POJ 1745 Divisibility (線性dp)

編輯:C++入門知識

POJ 1745 Divisibility (線性dp)



Divisibility Time Limit: 1000MS Memory Limit: 10000K Total Submissions: 10598 Accepted: 3787

Description

Consider an arbitrary sequence of integers. One can place + or - operators between integers in the sequence, thus deriving different arithmetical expressions that evaluate to different values.

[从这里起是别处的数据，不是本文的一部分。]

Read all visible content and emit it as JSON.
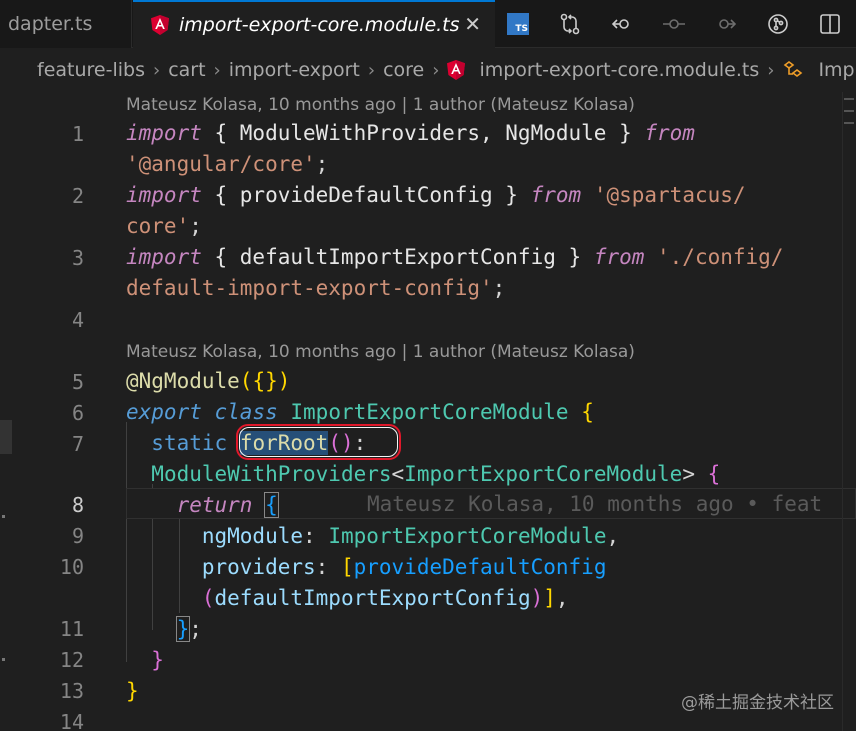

Let us, for example, take the sequence: 17, 5, -21, 15. There are eight possible expressions: 17 + 5 + -21 + 15 = 16
17 + 5 + -21 - 15 = -14
17 + 5 - -21 + 15 = 58
17 + 5 - -21 - 15 = 28
17 - 5 + -21 + 15 = 6
17 - 5 + -21 - 15 = -24
17 - 5 - -21 + 15 = 48
17 - 5 - -21 - 15 = 18
We call the sequence of integers divisible by K if + or - operators can be placed between integers in the sequence in such way that resulting value is divisible by K. In the above example, the sequence is divisible by 7 (17+5+-21-15=-14) but is not divisible by 5.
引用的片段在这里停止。